The first DIY project will demonstrate data vs information as well as enrichment of your personal data with public sources to create actionable information. Stay tuned!

Some of this and some of that

This blog is intended for different audiences at different times. Many topics will be merely explanations of the type of work that can be done and a high level of how you’d do them. Others may be specific coding techniques, intended for the information producers amongst us. The last, I to me most exciting category, will be the DIY projects. In each of these articles will be descriptions and screen shots as to what the project contains and how it might be used, and then companion project files so you can do it yourself! We live in an age where web technology is ubiquitous, so the typical DIY project would be an html page template, some script files, and perhaps a sample dataset or 2. Taken as a whole these topics should not only paint a picture of my philosophy around BI, but also give you usable examples of the same with the goal making at least some cool tools available for all.

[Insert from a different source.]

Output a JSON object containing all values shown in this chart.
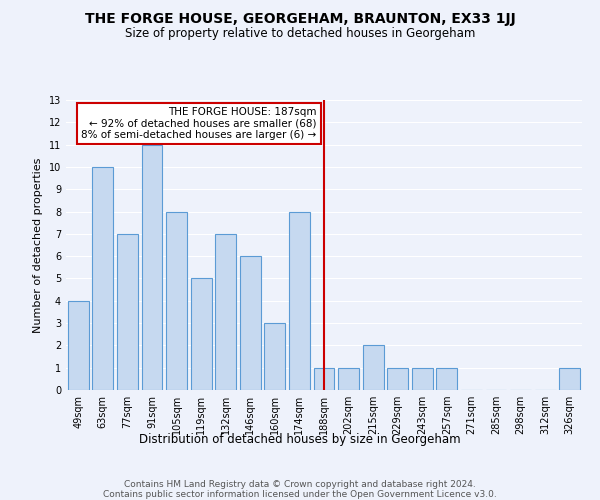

Just as great athletes elevate their games when playing the best, I truly believe we’re all better off when we all operate better/smarter.


I recall my first computer program: I wrote a “lunar lander” game for the TI-99. The code was TI Basic and was saved on a cassette tape. I loved that project because it involved all aspects of my brain. I had no idea where to start, exactly, but I just started. As soon as I saw something on the screen I knew what needed to be changed/added/enhanced. After some misdirection in my life, known as high school and college (!), I returned to IT. It was now 1990 and personal computers were beginning to make their move.  I did some programming for work and took some data modeling courses as well as masters level work in decision support systems. My final project was a functional specification for an expert system: a retail banking scoring system.

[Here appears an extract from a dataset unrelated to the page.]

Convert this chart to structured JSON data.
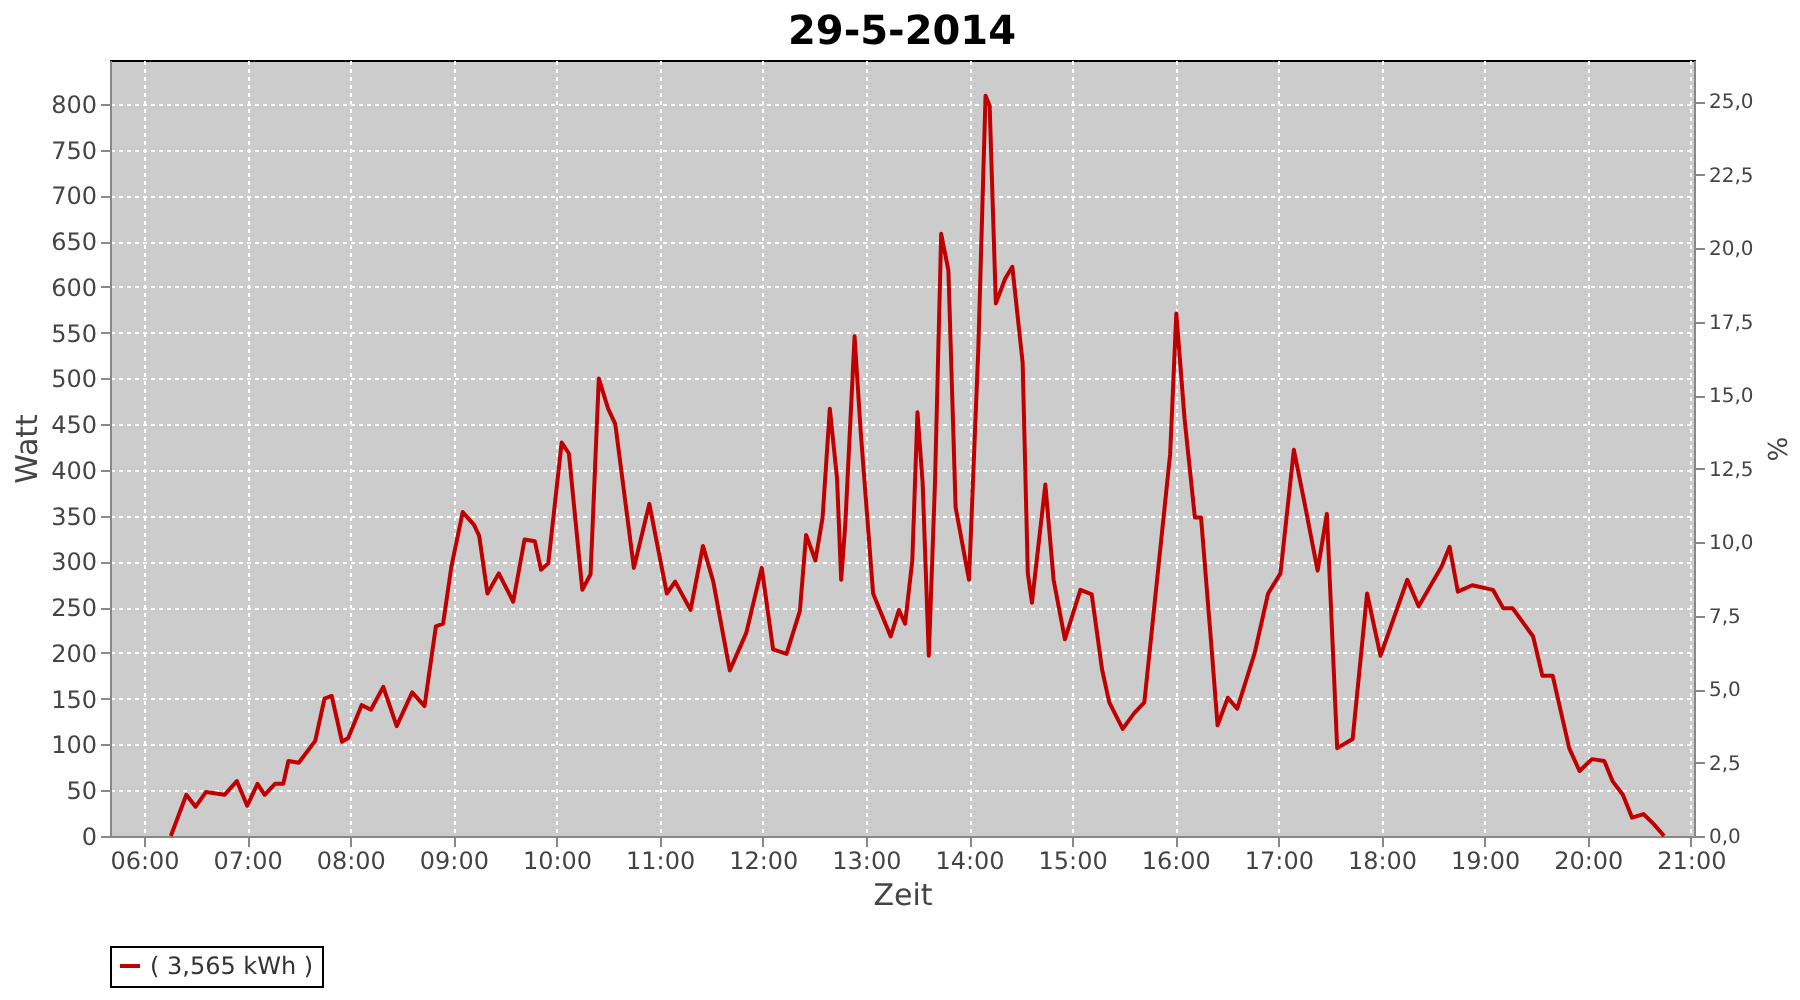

Almost 20yrs later I’m working in Business Intelligence in financial services. I swear it was an accident! In fact before 2010 I had not worked in financial services since 1995. In the interim I’ve seen and done quite a few things, some which used all of my brain, and some of which used little. The things I’m most proud of are not the biggest accomplishments, but rather those that ended up meaning the most to the people for whom they were intended.  The tools, technology, and people connected to my industry are usually always priced at a premium making first rate BI inaccessible to the large number of people and companies who would actually use and appreciate it.

This blog is for the people and the companies who want to learn a little bit about what one person and his associates have done and want to share.